第12回 問題28
【問題28】高齢者に多く見られる疾病とその病態や症状との組合せについて、より適切なものはどれか。3つ選べ。
1 パーキンソン病—歩行障害
2 脊髄小脳変性症—骨格筋の急速な筋力低下
3 大腿動脈の閉塞性動脈硬化症—-間欠性跛行
4 肺結核—呼気延長
5 関節リウマチ—朝の手のこわばり
【用語解説】
●パーキンソン病
脳が出す運動の指令が筋肉にうまく伝わらず、なめらかな動作ができなくなってしまう病気。これは、脳の黒質という部分の神経細胞が減ってしまうのが原因です。この神経細胞は「ドパミン」という神経伝達物質を作り、「ドパミン」を使って体を動かす機能を調節する働きをしています。黒質の神経細胞が減るとドパミンも減ってしまうために運動の情報が伝わらず、様々な症状が出てきます。
●脊髄小脳変性症
歩行時のふらつきや、手の震え、ろれつが回らない等を症状とする神経の病気です。動かすことは出来るのに、上手に動かすことが出来ないという症状。主に小脳という、後頭部の下側にある脳の一部が病気になったときに現れる症状です。この症状を総称して、運動失調症状と呼びます。この様な症状をきたす病気の中で、その原因が、腫瘍(癌)、血管障害(脳梗塞、脳出血)、炎症(小脳炎、多発性硬化症)、栄養障害ではない病気について、昔は、原因が不明な病気の一群として、変性症と総称した。病気によっては病気の場所が脊髄にも広がることがあるので、脊髄小脳変性症という。
脊髄小脳変性症は一つの病気ではなく、いろいろな原因でおこる、この運動失調症状をきたす変性による病気の総称。

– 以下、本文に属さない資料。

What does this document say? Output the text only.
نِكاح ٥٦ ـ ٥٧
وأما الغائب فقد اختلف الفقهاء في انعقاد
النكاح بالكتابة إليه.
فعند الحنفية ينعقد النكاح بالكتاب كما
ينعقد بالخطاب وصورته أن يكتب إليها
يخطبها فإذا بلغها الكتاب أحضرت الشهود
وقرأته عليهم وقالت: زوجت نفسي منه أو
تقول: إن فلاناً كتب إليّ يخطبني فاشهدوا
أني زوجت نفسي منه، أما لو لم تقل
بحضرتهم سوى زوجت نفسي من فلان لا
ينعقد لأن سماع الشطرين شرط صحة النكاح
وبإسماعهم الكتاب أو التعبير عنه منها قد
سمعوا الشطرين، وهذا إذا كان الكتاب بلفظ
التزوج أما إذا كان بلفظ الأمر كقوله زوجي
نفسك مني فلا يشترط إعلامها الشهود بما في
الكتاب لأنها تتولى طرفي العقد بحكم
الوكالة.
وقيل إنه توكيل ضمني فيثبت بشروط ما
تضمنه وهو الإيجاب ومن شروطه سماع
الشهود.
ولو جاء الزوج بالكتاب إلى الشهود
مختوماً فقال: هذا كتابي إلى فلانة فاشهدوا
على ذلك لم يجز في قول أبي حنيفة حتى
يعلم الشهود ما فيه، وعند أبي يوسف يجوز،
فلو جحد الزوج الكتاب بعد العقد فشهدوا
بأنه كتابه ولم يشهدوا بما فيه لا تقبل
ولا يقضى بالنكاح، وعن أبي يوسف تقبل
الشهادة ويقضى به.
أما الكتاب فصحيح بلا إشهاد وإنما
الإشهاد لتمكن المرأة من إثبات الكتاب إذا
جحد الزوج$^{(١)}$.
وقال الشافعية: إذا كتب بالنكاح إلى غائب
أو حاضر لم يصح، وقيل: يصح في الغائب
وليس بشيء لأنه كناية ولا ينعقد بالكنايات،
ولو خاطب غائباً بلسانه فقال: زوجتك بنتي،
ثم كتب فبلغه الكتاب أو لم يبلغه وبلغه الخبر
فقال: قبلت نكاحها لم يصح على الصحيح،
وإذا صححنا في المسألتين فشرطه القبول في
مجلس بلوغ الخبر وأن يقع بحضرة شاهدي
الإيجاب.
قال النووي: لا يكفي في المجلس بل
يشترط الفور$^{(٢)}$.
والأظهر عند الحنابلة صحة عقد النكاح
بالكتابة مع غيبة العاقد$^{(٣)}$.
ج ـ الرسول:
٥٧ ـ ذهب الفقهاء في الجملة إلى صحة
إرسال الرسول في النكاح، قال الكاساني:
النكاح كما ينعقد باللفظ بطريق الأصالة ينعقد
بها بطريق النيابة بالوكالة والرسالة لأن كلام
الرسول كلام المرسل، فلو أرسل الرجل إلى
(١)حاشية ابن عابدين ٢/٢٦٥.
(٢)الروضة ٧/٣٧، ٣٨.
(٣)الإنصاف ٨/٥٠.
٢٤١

よって、その病気の原因も多岐に及ぶ。
●大腿動脈(だいたいどうみゃく)
脚の付け根や太ももにある動脈
●閉塞性動脈硬化症
足の血管の動脈硬化がすすみ、血管が細くなったり、つまったりして、充分な血流が保てなくなる病気。そのため、血液の流れが悪くなり、歩行時に足のしびれ、痛み、冷たさを感じる。さらに進行すると、安静時にも症状が現れることがある。
●間欠性跛行(かんけつせいはこう)
しばらく歩くと足に痛みやしびれを生じ、少し休むとまた歩けるようになる症状のこと。
●肺結核
結核菌という細菌を原因とした感染症。結核菌が体内に入り、肺で増殖する。
飛沫感染により、肺結核を患っている方のせきやくしゃみなどから排出された結核菌を吸い込んでしまい、肺にまで菌が及ぶと、感染する。
免疫によって結核菌の活動は停止するが、死滅せず、そのまま体内にとどまるケースが多くある。この、体内に残った結核菌は、身体の免疫力が低下すると、再び活発化し、肺結核を発症させてしまうことがある。これを既感染発病という。
免疫力が低下してしまう疾患がある方や、お年寄りなどは注意が必要。とくにお年寄りは、若い頃に感染していることが多く、その菌が再び活発化してしまうことも少なくない。
●呼気延長
気道狭窄で速やかに呼気できず呼気時間が延長する。
●関節リウマチ
免疫の異常により関節の腫れや痛みを生じ、それが続くと関節の変形をきたす病気。